Tech roped in to save African jumbos from scarcity


Akani Chauke, Caj News

Date Published
A collaboration between a global technology company and a South African non-profit organisation is a major boost in efforts to protect the endangered African elephant.

Dell Technologies and Elephants Alive have teamed up for the conservation effort.

This collaboration involves the deployment of the former’s mobile workstations which will facilitate field research in the conservation of the declining species.

Elephants Alive conducts research on elephants and their movements in the Great Limpopo Transfrontier Park in South Africa.

The Dell workstations will provide the processing power to obtain data-driven insights and generate detailed maps, which are generated by software that runs on the precision machine.

The maps show elephant movements which help researchers keep track of trailblazing elephants and provide much-needed data to ensure their survival.

In the field, Elephants Alive researchers rely on the Dell Latitude Rugged workstations to record data and take vast amounts of high-quality photos – up to 800 per day—for elephant identification.

Dr Michelle Henley, co-founder, CEO and Principal Researcher at Elephants Alive, said using innovative technology in conservation research allows them to be more efficient in their data collection and analysis.

“By evolving from hand drawn images to high-definition photographs, digitising the identification of elephants allows us to scale our efforts in the field to protect more animals,” Henley said.

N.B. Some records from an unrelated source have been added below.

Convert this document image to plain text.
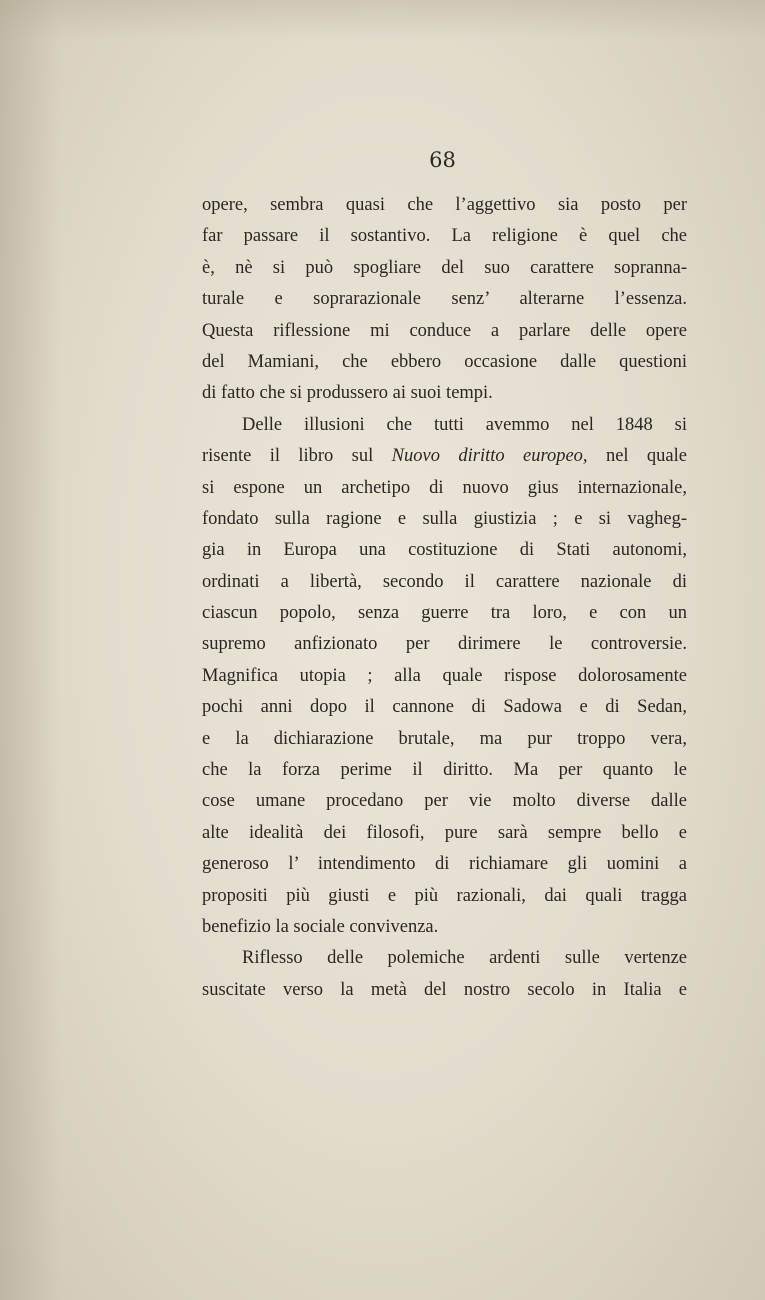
68
opere, sembra quasi che l’aggettivo sia posto per
far passare il sostantivo. La religione è quel che
è, nè si può spogliare del suo carattere sopranna-
turale e soprarazionale senz’ alterarne l’essenza.
Questa riflessione mi conduce a parlare delle opere
del Mamiani, che ebbero occasione dalle questioni
di fatto che si produssero ai suoi tempi.
Delle illusioni che tutti avemmo nel 1848 si
risente il libro sul Nuovo diritto europeo, nel quale
si espone un archetipo di nuovo gius internazionale,
fondato sulla ragione e sulla giustizia ; e si vagheg-
gia in Europa una costituzione di Stati autonomi,
ordinati a libertà, secondo il carattere nazionale di
ciascun popolo, senza guerre tra loro, e con un
supremo anfizionato per dirimere le controversie.
Magnifica utopia ; alla quale rispose dolorosamente
pochi anni dopo il cannone di Sadowa e di Sedan,
e la dichiarazione brutale, ma pur troppo vera,
che la forza perime il diritto. Ma per quanto le
cose umane procedano per vie molto diverse dalle
alte idealità dei filosofi, pure sarà sempre bello e
generoso l’ intendimento di richiamare gli uomini a
propositi più giusti e più razionali, dai quali tragga
benefizio la sociale convivenza.
Riflesso delle polemiche ardenti sulle vertenze
suscitate verso la metà del nostro secolo in Italia e
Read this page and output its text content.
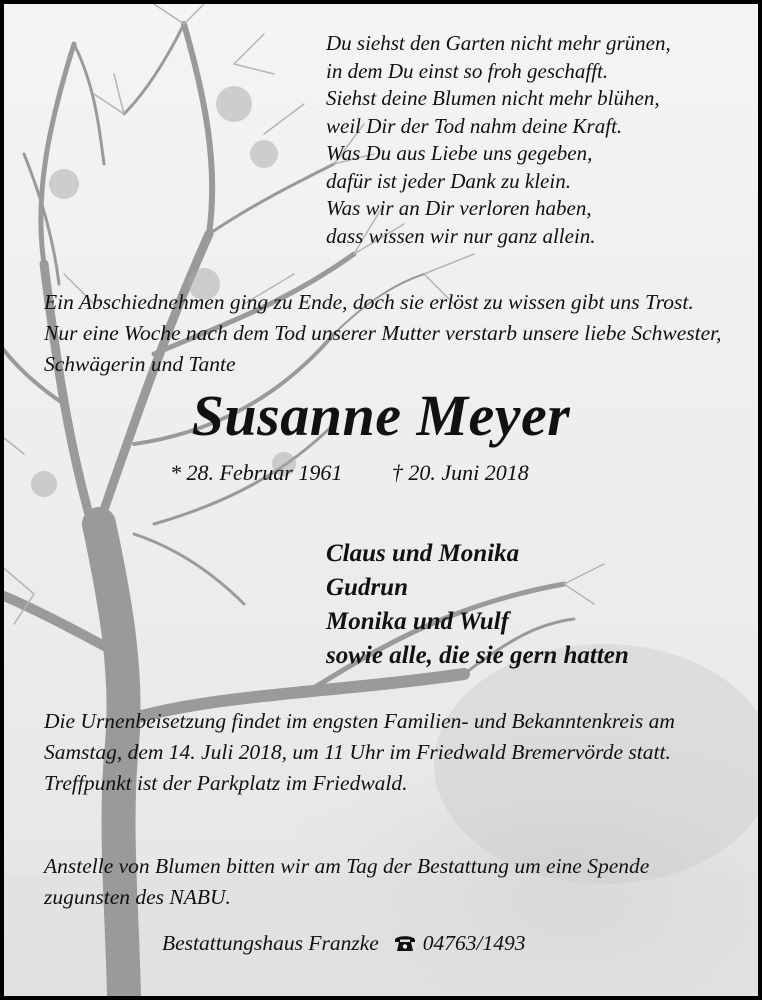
Du siehst den Garten nicht mehr grünen,
in dem Du einst so froh geschafft.
Siehst deine Blumen nicht mehr blühen,
weil Dir der Tod nahm deine Kraft.
Was Du aus Liebe uns gegeben,
dafür ist jeder Dank zu klein.
Was wir an Dir verloren haben,
dass wissen wir nur ganz allein.
Ein Abschiednehmen ging zu Ende, doch sie erlöst zu wissen gibt uns Trost. Nur eine Woche nach dem Tod unserer Mutter verstarb unsere liebe Schwester, Schwägerin und Tante
Susanne Meyer
* 28. Februar 1961 † 20. Juni 2018
Claus und Monika
Gudrun
Monika und Wulf
sowie alle, die sie gern hatten
Die Urnenbeisetzung findet im engsten Familien- und Bekanntenkreis am Samstag, dem 14. Juli 2018, um 11 Uhr im Friedwald Bremervörde statt. Treffpunkt ist der Parkplatz im Friedwald.
Anstelle von Blumen bitten wir am Tag der Bestattung um eine Spende zugunsten des NABU.
Bestattungshaus Franzke 04763/1493
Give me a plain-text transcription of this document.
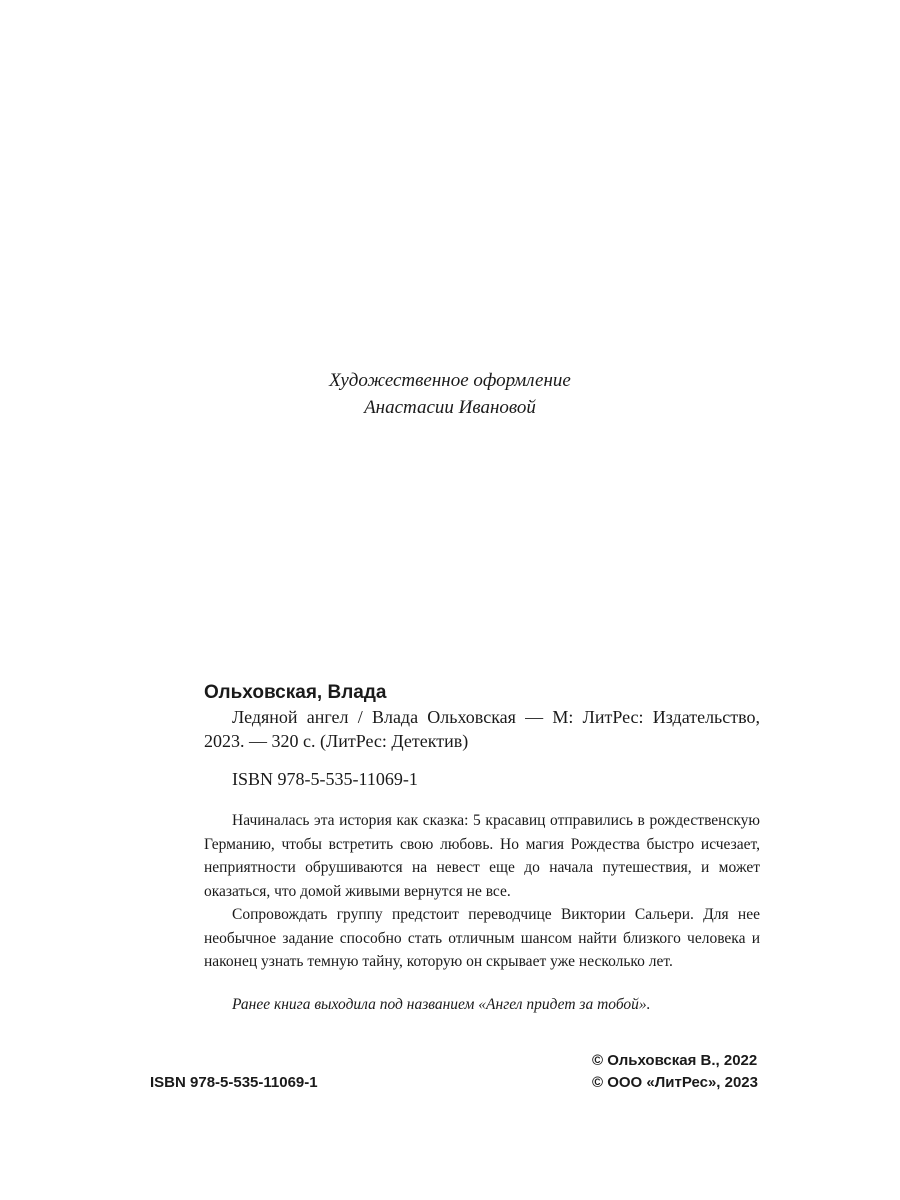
Художественное оформление
Анастасии Ивановой
Ольховская, Влада

Ледяной ангел / Влада Ольховская — М: ЛитРес: Издательство, 2023. — 320 с. (ЛитРес: Детектив)

ISBN 978-5-535-11069-1

Начиналась эта история как сказка: 5 красавиц отправились в рождественскую Германию, чтобы встретить свою любовь. Но магия Рождества быстро исчезает, неприятности обрушиваются на невест еще до начала путешествия, и может оказаться, что домой живыми вернутся не все.

Сопровождать группу предстоит переводчице Виктории Сальери. Для нее необычное задание способно стать отличным шансом найти близкого человека и наконец узнать темную тайну, которую он скрывает уже несколько лет.

Ранее книга выходила под названием «Ангел придет за тобой».
ISBN 978-5-535-11069-1
© Ольховская В., 2022
© ООО «ЛитРес», 2023
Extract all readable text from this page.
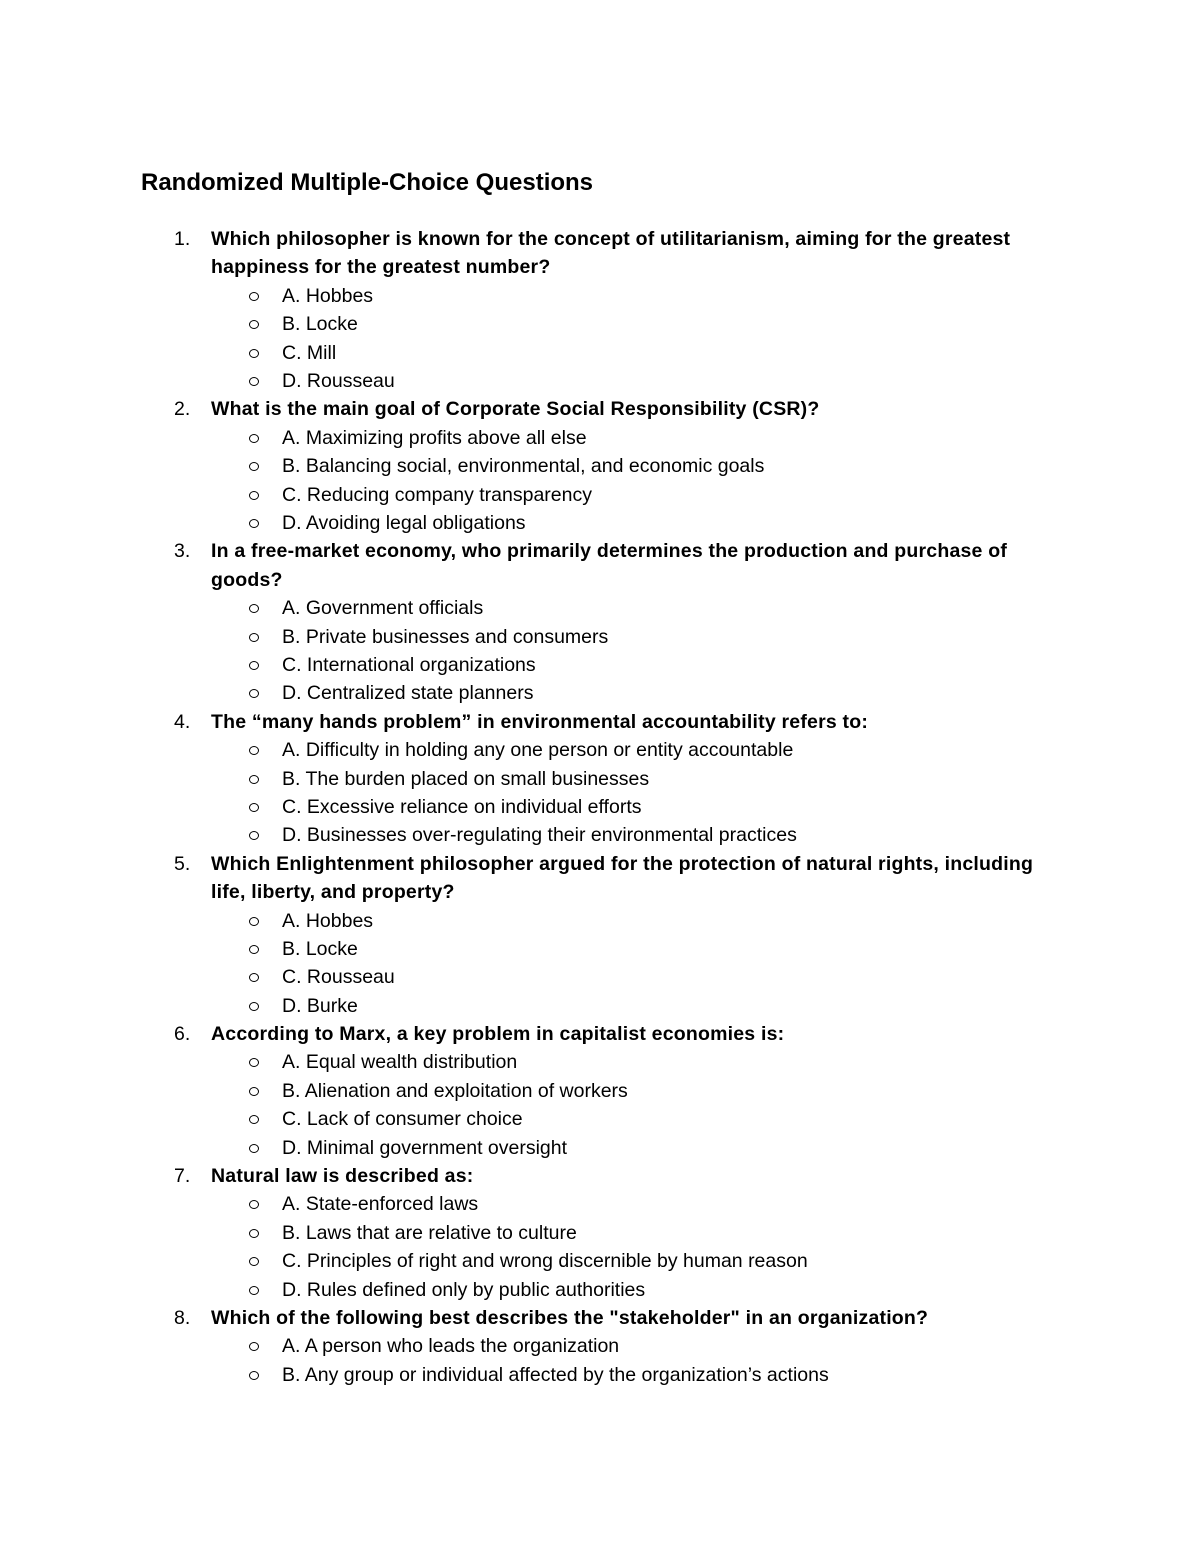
Randomized Multiple-Choice Questions
1. Which philosopher is known for the concept of utilitarianism, aiming for the greatest happiness for the greatest number?

A. Hobbes
B. Locke
C. Mill
D. Rousseau
2. What is the main goal of Corporate Social Responsibility (CSR)?

A. Maximizing profits above all else
B. Balancing social, environmental, and economic goals
C. Reducing company transparency
D. Avoiding legal obligations
3. In a free-market economy, who primarily determines the production and purchase of goods?

A. Government officials
B. Private businesses and consumers
C. International organizations
D. Centralized state planners
4. The “many hands problem” in environmental accountability refers to:

A. Difficulty in holding any one person or entity accountable
B. The burden placed on small businesses
C. Excessive reliance on individual efforts
D. Businesses over-regulating their environmental practices
5. Which Enlightenment philosopher argued for the protection of natural rights, including life, liberty, and property?

A. Hobbes
B. Locke
C. Rousseau
D. Burke
6. According to Marx, a key problem in capitalist economies is:

A. Equal wealth distribution
B. Alienation and exploitation of workers
C. Lack of consumer choice
D. Minimal government oversight
7. Natural law is described as:

A. State-enforced laws
B. Laws that are relative to culture
C. Principles of right and wrong discernible by human reason
D. Rules defined only by public authorities
8. Which of the following best describes the "stakeholder" in an organization?

A. A person who leads the organization
B. Any group or individual affected by the organization’s actions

With a 97 percent decline in the African elephant over the past 100 years, it is imperative to save the big animal.

Doug Woolley, Managing Director, Dell Technologies South Africa said the company was continually developing innovative technology to deliver a simple, seamless experience to users.

“Our collaboration with Elephants Alive shows how technology can accelerate conservation initiatives like identifying and tracking African elephants,” Woolley said.